Please make sure to notify your agent in advance before departing for Mexico as a special insurance policy issued by a Mexican Insurance Company will be required upon landing.  You do not want to land in Mexico without this Mexican insurance policy, it could ruin your travel plans! Arrangements for a Mexican insurance policy can be made through AirSouth.

Question: What is an Agent of Record letter or Broker of Record letter?

Answer: Aviation companies are dependent upon agents to produce business for their review and evaluation. Usually, aviation insurance companies accept business on a first come-first served basis; meaning the agent to submit your application for insurance to a specified insurance company has the rights to that particular insurance company for a quotation for coverage. The first agent to submit to anyone particular company is known as the agent of record to the insurance company in question. If the customer decides that he wishes to change agents then he can designate an agent with whom to do business. By signing a agent of record letter the purchaser of insurance will authorize a different agent to represent him to the insurance company. It is important to recognize that signing an agent of record letter actually terminates the current or existing agent which represents you in the market place among insurance companies.  The letter also disengages the current or existing agent and does not allow that agent to negotiate or act on your behalf after the letter activates a new relationship with the new agent or broker.  Signing an agent or record letter it is not much different than an actor hiring an agent.  From the time of hiring the agent takes care of all negotiations and details with the parties in question.

Question: Is the pilot of an aircraft covered by the company covering the aircraft that he or she is flying?

Answer:  If the pilot is approved by the insurance company to fly the aircraft in question then any resulting damage (bodily injury and or property damage) the pilot might cause will be covered by the company, subject to the terms, conditions and any exclusions in the insurance policy.  The damages that are typical are bodily injury and physical damage to the aircraft and property the aircraft may damage.

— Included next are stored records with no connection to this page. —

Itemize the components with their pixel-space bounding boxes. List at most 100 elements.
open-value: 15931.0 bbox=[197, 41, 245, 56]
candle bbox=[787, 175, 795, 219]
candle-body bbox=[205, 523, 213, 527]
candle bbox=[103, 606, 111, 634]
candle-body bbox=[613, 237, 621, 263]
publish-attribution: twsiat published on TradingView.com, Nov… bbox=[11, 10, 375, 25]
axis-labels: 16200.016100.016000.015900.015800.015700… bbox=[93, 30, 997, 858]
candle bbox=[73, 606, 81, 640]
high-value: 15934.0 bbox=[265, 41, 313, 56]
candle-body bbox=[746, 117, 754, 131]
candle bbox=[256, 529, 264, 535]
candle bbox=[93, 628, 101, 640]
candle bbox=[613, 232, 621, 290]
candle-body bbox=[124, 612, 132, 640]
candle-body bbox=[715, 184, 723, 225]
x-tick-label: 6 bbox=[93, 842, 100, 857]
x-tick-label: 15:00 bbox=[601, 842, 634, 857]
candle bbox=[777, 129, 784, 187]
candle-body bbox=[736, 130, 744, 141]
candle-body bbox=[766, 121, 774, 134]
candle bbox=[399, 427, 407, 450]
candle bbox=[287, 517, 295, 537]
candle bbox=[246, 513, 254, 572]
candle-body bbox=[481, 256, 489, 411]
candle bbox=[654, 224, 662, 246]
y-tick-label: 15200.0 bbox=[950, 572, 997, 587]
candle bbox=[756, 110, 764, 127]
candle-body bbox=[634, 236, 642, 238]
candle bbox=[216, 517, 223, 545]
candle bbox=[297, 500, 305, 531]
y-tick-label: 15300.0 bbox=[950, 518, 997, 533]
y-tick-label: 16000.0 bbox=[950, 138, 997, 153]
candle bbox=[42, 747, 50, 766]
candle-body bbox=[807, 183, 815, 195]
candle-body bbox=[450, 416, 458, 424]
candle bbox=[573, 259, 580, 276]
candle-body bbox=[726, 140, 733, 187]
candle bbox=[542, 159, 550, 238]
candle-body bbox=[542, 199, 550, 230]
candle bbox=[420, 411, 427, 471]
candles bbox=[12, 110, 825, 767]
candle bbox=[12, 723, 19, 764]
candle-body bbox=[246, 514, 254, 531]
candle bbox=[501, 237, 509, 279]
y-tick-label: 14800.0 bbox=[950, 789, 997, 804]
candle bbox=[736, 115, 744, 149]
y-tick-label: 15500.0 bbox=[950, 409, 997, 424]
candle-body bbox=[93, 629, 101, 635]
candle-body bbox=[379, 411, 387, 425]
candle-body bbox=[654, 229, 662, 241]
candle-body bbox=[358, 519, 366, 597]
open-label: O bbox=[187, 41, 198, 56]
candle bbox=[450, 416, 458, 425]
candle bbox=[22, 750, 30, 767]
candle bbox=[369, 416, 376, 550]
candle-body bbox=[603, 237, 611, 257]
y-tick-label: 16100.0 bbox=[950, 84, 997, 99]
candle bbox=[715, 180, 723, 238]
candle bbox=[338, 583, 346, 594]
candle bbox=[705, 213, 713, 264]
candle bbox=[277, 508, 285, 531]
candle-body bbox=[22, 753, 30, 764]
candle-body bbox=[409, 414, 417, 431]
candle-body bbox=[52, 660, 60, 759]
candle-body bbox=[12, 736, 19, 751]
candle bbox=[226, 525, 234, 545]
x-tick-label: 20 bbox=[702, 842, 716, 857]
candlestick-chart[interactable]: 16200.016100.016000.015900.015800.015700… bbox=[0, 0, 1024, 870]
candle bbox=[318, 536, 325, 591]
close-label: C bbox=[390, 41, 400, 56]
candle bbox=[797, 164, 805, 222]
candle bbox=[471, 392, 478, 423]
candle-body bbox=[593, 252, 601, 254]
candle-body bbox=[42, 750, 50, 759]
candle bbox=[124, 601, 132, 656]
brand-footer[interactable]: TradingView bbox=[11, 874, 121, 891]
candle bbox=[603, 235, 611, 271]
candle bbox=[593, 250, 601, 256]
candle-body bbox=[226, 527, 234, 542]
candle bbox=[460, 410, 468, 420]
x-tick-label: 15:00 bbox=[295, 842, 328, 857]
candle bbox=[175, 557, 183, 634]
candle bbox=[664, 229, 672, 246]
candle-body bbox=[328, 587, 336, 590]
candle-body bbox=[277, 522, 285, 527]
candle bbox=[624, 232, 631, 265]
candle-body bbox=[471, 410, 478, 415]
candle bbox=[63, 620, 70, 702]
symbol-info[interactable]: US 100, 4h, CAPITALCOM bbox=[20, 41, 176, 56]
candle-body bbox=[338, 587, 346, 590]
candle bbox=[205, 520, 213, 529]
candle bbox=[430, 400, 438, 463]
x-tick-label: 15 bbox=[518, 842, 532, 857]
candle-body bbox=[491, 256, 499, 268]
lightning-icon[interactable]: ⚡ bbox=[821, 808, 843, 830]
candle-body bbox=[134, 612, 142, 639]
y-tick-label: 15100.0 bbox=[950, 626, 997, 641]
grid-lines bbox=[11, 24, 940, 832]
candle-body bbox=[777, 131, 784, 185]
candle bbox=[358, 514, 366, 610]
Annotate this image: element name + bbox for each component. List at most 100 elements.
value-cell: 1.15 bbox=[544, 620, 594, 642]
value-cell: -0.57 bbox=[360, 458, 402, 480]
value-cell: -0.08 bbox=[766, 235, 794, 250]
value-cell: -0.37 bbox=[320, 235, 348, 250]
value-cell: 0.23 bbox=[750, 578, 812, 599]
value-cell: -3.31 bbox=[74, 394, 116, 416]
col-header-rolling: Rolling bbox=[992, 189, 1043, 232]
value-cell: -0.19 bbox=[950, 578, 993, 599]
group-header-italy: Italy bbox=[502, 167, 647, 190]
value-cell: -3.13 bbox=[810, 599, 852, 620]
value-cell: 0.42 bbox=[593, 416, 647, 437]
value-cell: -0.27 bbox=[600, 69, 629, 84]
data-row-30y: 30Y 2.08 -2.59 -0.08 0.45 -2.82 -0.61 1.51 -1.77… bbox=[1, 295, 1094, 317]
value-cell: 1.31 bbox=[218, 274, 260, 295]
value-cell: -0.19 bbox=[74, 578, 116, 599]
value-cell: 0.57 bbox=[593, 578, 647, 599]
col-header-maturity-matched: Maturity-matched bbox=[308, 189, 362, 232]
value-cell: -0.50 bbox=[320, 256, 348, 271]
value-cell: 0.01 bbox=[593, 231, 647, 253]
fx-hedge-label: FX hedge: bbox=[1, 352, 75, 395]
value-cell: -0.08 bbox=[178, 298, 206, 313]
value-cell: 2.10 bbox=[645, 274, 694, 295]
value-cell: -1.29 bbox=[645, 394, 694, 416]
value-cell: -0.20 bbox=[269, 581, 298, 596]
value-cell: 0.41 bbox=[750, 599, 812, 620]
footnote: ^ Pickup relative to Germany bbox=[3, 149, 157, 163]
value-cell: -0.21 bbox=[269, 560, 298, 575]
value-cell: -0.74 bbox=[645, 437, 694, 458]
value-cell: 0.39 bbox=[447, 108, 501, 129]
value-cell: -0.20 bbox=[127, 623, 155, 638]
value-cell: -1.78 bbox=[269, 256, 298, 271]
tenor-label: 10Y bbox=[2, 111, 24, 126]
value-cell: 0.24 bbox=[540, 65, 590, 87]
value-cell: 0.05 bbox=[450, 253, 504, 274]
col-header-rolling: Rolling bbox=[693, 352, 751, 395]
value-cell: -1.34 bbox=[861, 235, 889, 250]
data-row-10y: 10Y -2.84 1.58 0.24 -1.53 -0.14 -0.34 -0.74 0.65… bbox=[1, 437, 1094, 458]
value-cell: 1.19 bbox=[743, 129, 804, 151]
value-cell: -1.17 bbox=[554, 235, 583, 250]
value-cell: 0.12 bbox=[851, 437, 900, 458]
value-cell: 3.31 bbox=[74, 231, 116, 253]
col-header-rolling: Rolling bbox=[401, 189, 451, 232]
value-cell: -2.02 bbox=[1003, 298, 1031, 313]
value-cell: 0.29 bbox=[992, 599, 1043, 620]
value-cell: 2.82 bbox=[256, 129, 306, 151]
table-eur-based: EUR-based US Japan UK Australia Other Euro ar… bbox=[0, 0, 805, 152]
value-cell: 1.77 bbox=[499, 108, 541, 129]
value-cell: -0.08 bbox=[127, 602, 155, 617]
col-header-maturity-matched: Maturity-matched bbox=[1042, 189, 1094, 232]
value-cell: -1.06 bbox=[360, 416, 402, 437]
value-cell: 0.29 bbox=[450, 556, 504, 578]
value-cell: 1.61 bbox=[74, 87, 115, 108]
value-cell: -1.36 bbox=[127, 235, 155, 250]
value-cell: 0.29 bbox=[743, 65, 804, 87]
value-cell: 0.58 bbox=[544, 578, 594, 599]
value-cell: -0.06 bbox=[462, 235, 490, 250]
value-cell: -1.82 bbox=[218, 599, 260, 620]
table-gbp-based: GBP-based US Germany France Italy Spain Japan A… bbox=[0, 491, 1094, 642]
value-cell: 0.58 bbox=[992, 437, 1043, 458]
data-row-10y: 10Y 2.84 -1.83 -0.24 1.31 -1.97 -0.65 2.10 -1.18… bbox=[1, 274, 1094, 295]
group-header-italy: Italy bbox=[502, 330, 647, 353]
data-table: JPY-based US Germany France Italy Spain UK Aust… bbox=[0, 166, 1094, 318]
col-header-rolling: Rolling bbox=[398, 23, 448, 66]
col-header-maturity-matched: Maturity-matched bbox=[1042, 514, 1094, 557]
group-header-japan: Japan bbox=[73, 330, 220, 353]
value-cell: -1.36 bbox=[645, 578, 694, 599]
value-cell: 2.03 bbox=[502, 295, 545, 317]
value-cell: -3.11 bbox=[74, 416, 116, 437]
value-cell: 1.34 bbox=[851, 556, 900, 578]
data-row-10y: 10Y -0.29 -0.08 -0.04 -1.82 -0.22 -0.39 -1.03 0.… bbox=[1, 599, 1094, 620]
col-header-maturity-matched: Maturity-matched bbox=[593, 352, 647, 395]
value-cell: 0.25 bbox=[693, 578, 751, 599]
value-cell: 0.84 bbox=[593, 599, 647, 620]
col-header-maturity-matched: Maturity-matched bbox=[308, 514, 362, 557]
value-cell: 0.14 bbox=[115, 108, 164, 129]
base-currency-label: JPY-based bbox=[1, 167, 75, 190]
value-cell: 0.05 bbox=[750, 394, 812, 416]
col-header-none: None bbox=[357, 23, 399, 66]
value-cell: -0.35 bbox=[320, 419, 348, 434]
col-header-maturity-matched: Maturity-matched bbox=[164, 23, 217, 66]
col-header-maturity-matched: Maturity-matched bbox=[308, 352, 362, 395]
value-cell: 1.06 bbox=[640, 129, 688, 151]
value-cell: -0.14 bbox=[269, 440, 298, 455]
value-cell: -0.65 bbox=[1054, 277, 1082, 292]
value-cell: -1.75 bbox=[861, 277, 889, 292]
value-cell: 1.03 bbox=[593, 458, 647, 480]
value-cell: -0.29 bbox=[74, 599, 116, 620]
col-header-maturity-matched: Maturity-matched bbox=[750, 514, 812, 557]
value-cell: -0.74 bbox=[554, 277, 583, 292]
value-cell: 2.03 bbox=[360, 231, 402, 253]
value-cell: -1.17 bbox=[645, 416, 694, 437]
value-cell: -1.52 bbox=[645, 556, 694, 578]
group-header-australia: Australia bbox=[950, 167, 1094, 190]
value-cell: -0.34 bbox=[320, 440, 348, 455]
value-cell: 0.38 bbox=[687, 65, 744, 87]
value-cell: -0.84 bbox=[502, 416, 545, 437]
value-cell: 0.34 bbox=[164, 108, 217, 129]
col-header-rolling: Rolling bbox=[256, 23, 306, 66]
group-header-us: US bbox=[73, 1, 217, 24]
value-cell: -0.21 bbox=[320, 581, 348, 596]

If the pilot does not have a financial interest in the aircraft then it is possible that the insurance company may seek reimbursement from he or she for the damage caused.  It is possible to navigate around this issue, call Don or Gerald at AirSouth for details.

Question: How many hours as an agricultural pilot are needed before I can be considered for a position as an agricultural pilot?

Answer:  This is dictated by two different parties.  Most insurance companies require that all ag pilots have a minimum of 500 hours of crop spraying time.  Most operators also require that all entry-level pilots have a minimum of 500 hours because the insurance companies require this amount of time before they will cover the aircraft and any resulting damage from the aircraft.

Question: What is breach of warranty?

Answer:  A breach of warranty is the breaching or a warranty contract, or in the insurance world meaning an insurance contract.  This is purely a legal term that is applied in a slightly different fashion in the aviation insurance world.  A breach of warranty in the aviation insurance world means that you have performed some act that actually voids the insurance contract.  Despite the fact that you have voided the contract, if a bank holds a lien on your aircraft, and if during the act of voiding the contract the aircraft is damaged or is a total loss the insurance company will pay off the lien amount to the bank.  That is a complex way of saying a breach of warranty is solely for the benefit and protection of a bank that has a lien on your aircraft.

Question: Does my insurance policy for my agricultural aircraft cover the person or farm for which I am spraying?

Answer:  The insurance coverage that has been designed over years with specific intent for a reason.  Most policies are not designed to cover the farm for which I am spraying.  The policy is to cover adjacent fields that are not meant to be sprayed with chemicals.  So, if you accidentally overspray chemicals on the next field and damage crops the policy will respond to damages as a result of the over-spray of chemicals.